Галка в это время выбирала на открытой витрине разные сорта жвачки, оба кулачка уже были полны пакетиков. Пилюгин схватил дочку за руку, потащил к кассе.
– Ну, пап, я еще вишневую взять хотела, ты же обещал…
– Галка, потом, мне на работу срочно надо. – Пилюгин заставил дочку высыпать из кулаков все упаковки жвачки перед кассиром. Девушка быстро сосчитала, улыбнулась:
– Семьдесят восемь рублей.
Пилюгин торопливо отсчитал десятирублевки.
В машине Галка усердно жевала жвачку и глазела по сторонам. Потом сказала решительно:
– Значит, сегодня ты меня обманул – в зоопарк мы не пошли. Думаешь жвачкой и мороженым откупиться? Не выйдет.
– Я тебе еще что-нибудь куплю, Галчонок. Диски с «Ментами» восьмой и девятый вышли. Хочешь?
Они подъехали к зданию райотдела. На служебной стоянке были два милицейских «уазика», «форд», две «тойоты-камри» и небольшой автобус с зарешеченными окнами. В «тойоте» дверца была приоткрыта и за рулем дремал сержант, надвинув фуражку на глаза.
Пилюгин выдернул ключ зажигания:
– Галчонок, посиди в машине, а? Я скоро. И сразу домой поедем.
– А по дороге заедем и «Ментов» восемь и девять купим, – договорила Галка.
– Точно, – улыбнулся Пилюгин. – Из машины никуда. Я быстро.
Пилюгин решительно направился к подъезду райотдела. И тут ему наперерез бросился Витька:
– Товарищ майор! Товарищ майор!
Пилюгин остановился.
– А-а, это ты? Едва вспомнил тебя… Ну, как рука-то? Болит?
– Ноет… – смущенно ответил Витька.
Пилюгин грустно посмотрел на кожаный колпачок, прикрывавший искалеченную кисть руки.
– А протез сделать нельзя?
– Да можно, наверное… только очень дорого…
– Понимаю, – вздохнул сочувственно Пилюгин. – А здесь ты чего нарисовался?
– Вас ждал… – Витька смотрел в сторону.
– Зачем?
– Мама… я боюсь, она за вами пошла…
– Что это значит – за мной? – переспросил Пилюгин.
– Она хочет убить вас… револьвер с собой взяла… Она мне говорила: «Я его все равно застрелю».
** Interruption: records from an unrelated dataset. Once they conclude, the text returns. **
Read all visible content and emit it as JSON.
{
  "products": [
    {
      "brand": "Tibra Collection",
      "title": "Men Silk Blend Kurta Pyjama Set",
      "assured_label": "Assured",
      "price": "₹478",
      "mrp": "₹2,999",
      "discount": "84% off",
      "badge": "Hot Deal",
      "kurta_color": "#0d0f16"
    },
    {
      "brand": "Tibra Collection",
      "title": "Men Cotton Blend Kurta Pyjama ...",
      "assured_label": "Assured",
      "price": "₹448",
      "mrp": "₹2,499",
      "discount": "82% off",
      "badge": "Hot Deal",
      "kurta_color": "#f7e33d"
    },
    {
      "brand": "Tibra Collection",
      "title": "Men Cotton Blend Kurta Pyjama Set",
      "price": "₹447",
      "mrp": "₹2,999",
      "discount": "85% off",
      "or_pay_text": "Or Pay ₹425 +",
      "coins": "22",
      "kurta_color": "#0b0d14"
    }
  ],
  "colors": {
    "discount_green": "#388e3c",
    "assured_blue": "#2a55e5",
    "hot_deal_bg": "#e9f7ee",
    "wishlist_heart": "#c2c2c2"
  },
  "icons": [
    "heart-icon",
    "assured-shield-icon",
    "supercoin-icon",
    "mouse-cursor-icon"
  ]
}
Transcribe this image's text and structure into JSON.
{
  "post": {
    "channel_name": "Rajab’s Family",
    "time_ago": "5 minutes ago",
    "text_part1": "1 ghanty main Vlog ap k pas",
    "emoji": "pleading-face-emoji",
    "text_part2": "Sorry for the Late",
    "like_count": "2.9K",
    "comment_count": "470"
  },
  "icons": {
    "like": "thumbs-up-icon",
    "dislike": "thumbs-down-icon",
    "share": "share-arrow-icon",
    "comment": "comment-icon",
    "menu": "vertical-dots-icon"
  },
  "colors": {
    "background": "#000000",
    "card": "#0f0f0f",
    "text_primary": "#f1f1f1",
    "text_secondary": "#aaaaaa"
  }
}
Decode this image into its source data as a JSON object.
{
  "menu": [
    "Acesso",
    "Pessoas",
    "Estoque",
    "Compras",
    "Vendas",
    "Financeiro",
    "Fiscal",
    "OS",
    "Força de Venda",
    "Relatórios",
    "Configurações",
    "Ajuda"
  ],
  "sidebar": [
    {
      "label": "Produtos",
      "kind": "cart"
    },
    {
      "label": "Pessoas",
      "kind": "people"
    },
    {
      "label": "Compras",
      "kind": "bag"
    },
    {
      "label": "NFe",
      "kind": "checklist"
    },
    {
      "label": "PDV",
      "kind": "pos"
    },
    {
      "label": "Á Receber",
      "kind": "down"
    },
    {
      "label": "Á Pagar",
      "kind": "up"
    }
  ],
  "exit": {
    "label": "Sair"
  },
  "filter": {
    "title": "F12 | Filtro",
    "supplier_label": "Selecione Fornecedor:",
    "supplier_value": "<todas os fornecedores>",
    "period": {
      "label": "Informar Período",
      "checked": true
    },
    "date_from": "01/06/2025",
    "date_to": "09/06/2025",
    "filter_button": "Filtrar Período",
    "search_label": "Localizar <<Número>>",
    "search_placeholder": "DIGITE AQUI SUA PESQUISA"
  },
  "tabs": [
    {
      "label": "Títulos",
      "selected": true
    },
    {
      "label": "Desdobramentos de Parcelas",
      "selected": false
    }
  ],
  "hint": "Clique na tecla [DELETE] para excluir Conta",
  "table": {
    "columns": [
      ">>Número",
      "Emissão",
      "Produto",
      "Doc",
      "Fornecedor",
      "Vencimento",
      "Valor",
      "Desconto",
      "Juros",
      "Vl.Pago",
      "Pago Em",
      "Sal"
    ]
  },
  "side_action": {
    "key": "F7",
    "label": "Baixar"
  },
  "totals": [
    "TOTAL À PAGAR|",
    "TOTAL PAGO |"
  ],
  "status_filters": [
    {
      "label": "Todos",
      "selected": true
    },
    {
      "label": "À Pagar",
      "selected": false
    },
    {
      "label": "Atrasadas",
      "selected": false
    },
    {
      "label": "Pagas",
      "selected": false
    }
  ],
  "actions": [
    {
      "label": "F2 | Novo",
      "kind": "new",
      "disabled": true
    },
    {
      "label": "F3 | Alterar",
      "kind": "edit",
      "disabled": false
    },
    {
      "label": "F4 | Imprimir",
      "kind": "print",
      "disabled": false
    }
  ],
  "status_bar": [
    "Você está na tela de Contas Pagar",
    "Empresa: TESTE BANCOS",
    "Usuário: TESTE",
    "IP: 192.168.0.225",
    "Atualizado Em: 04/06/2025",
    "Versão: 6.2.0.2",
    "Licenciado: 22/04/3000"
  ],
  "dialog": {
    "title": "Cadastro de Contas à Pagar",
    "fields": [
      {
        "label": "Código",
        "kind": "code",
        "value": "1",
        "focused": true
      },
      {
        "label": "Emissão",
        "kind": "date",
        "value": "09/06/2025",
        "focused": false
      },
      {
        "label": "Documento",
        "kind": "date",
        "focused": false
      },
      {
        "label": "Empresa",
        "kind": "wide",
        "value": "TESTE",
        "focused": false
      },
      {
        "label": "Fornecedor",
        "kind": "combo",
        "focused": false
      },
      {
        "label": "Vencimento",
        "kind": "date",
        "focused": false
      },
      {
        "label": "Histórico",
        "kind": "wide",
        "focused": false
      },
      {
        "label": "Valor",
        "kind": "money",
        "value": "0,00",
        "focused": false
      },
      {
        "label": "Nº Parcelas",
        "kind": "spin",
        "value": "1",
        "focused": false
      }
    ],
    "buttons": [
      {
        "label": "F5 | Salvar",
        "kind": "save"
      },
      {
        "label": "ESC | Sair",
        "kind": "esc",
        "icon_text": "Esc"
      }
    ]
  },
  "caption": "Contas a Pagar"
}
– Когда говорила? – перебил Пилюгин.
– Много раз говорила.
– А откуда у нее револьвер?
– Это папин револьвер… именной…
– Из которого он в Муравьева стрелял? Н-да-а… а мы его так и не нашли тогда. И отец твой сказал, что в Яузу его выкинул. Значит, сохранил? Лопухнулись мы…
– Она записку мне оставила – вот. – Витька достал из кармана джинсов свернутый листок, протянул майору.
Пилюгин прочитал записку и взглянул на Витьку:
– Тебя как зовут, забыл…
– Витя.
– И куда, думаешь, пошла твоя мама? И как ее зовут-то?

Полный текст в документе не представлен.